Southeastern Section - 65th Annual Meeting - 2016

Paper No. 12-1
Presentation Time: 8:00 AM-5:30 PM

MORPHODYNAMICS OF CAPTAIN SAM’S INLET, SC FROM 1989 TO 2014


BOWDEN, Shelby, LAURIA, Cara and SAUTTER, Leslie, Department of Geology and Environmental Geosciences, College of Charleston, 66 George Street, Charleston, SC 29424, bowdensm@g.cofc.edu

Captain Sam’s Inlet is a migrating ebb tidal inlet located along the central mesotidal South Carolina coast between Kiawah and Seabrook Islands. Evidence for the inlet’s main channel migration and pivoting is shown by adjacent barrier island accretion and erosion patterns.
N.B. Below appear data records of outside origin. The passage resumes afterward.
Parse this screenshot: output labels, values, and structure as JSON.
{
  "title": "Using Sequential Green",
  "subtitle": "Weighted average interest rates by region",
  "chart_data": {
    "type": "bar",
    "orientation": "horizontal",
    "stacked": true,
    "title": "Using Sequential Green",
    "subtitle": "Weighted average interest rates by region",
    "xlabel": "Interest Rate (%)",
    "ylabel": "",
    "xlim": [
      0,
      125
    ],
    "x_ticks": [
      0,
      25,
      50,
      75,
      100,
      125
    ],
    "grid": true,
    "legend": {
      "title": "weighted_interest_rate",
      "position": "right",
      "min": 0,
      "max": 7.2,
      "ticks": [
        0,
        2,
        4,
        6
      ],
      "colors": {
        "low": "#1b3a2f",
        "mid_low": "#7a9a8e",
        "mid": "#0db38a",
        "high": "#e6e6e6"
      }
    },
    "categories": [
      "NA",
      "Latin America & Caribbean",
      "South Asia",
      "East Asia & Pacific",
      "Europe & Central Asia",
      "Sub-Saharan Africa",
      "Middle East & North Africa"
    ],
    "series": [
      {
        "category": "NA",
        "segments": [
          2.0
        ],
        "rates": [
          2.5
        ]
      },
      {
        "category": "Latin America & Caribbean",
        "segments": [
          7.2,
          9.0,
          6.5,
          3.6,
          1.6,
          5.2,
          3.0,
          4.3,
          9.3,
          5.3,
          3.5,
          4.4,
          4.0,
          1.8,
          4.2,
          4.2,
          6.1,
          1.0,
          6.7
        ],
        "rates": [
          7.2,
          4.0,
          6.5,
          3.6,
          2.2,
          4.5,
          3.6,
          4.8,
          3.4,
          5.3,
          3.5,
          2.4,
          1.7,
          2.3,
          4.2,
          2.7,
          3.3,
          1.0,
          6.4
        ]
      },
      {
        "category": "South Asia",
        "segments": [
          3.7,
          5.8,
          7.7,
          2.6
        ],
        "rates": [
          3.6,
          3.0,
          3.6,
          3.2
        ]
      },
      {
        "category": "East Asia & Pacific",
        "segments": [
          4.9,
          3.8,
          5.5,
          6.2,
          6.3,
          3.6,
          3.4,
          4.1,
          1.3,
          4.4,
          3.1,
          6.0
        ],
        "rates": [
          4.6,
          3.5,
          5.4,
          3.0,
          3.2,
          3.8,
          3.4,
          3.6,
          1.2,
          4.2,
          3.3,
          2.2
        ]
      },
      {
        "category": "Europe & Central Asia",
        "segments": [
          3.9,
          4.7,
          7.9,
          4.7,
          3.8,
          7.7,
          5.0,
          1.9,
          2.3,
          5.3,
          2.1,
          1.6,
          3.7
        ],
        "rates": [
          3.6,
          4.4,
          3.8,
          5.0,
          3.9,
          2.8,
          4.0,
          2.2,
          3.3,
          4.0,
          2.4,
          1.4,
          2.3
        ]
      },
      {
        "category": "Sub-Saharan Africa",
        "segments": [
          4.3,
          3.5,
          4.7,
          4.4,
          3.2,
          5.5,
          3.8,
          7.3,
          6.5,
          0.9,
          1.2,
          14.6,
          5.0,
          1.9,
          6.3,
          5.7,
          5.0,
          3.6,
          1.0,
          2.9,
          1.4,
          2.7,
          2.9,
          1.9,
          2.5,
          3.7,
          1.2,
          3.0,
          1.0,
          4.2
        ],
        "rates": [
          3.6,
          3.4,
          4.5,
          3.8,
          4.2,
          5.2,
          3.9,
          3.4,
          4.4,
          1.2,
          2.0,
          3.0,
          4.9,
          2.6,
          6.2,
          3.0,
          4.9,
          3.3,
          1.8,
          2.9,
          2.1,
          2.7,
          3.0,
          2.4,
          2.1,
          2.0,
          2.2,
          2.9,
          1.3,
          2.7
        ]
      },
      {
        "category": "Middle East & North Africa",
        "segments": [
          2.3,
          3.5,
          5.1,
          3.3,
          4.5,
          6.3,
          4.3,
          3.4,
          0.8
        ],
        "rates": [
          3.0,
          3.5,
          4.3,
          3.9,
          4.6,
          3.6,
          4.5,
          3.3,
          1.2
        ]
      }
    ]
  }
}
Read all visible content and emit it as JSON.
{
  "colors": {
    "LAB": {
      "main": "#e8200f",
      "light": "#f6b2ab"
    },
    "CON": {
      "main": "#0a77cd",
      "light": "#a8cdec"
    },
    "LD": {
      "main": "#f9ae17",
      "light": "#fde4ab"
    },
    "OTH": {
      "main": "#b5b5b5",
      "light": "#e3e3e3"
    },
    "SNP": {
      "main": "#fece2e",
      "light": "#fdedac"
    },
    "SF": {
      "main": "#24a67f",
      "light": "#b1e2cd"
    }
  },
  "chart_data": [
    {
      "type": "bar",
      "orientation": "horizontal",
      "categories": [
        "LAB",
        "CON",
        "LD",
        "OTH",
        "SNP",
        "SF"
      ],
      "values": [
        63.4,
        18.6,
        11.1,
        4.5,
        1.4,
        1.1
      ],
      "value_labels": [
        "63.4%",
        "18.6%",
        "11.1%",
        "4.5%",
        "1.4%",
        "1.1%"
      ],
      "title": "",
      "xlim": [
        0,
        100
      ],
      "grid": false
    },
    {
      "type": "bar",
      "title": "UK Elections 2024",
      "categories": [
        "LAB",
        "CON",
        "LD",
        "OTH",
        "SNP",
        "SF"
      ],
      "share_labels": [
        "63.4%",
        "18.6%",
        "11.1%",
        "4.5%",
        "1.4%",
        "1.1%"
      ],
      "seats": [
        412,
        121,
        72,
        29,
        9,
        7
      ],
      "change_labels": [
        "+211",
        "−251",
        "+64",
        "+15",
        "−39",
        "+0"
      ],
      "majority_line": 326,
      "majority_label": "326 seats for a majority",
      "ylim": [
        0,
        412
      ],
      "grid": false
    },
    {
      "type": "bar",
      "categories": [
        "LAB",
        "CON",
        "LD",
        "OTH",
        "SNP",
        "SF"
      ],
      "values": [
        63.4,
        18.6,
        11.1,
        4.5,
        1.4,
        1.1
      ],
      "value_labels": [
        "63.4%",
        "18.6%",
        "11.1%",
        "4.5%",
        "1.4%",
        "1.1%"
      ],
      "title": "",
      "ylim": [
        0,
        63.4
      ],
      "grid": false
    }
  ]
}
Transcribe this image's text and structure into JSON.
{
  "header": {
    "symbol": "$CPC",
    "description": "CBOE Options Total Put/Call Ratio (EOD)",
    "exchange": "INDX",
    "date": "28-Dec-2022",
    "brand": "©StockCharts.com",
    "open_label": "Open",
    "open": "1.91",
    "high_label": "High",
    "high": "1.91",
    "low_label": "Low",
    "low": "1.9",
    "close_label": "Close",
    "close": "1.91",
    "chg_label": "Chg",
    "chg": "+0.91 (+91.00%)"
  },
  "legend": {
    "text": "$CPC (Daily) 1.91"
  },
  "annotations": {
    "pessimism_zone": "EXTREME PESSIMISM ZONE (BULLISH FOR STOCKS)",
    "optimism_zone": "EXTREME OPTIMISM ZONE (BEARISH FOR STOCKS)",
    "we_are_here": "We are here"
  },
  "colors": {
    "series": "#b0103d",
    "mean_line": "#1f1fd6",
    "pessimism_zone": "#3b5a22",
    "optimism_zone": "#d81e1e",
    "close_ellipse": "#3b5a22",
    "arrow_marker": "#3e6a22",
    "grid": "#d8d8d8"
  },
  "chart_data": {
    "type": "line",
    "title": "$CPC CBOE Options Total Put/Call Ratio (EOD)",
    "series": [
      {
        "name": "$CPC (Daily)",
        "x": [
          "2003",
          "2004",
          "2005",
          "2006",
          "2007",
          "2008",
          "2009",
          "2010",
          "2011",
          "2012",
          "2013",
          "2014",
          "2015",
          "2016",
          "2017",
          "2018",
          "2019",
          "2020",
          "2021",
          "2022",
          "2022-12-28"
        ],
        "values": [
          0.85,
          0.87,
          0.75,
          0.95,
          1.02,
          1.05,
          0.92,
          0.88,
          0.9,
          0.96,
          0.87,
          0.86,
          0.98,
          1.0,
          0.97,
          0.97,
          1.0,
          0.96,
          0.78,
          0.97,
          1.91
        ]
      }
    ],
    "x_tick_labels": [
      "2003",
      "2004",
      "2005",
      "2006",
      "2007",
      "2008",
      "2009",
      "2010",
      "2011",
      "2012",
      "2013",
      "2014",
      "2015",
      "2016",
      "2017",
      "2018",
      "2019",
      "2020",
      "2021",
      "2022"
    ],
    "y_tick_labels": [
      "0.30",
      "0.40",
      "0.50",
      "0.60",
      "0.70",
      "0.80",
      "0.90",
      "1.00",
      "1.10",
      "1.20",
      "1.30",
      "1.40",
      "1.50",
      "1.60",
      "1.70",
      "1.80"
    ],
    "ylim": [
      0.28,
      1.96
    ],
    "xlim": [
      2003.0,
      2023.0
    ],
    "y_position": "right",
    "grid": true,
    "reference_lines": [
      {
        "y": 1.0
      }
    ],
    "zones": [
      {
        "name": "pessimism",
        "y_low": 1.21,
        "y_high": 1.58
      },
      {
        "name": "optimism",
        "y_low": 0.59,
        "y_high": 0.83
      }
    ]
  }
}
Google Earth historical images were used to quantitatively measure channel migration and barrier island geomorphologic variability for the years 1989-2014. Southwestward channel migration was consistent throughout the study except for an engineered breaching in 1996. Migration rates were 1.91 m/year prior to breaching and 1.05 m/year following the breaching. Accompanying channel movement is an average increase in the Kiawah Spit area at a rate of 3.36 km2/year prior to breaching and 18.49 km2/year following the breaching. Quantitative and qualitative measurements collected in this study reveal the dynamic inlet morphology downdrift from an accreting recurved spit.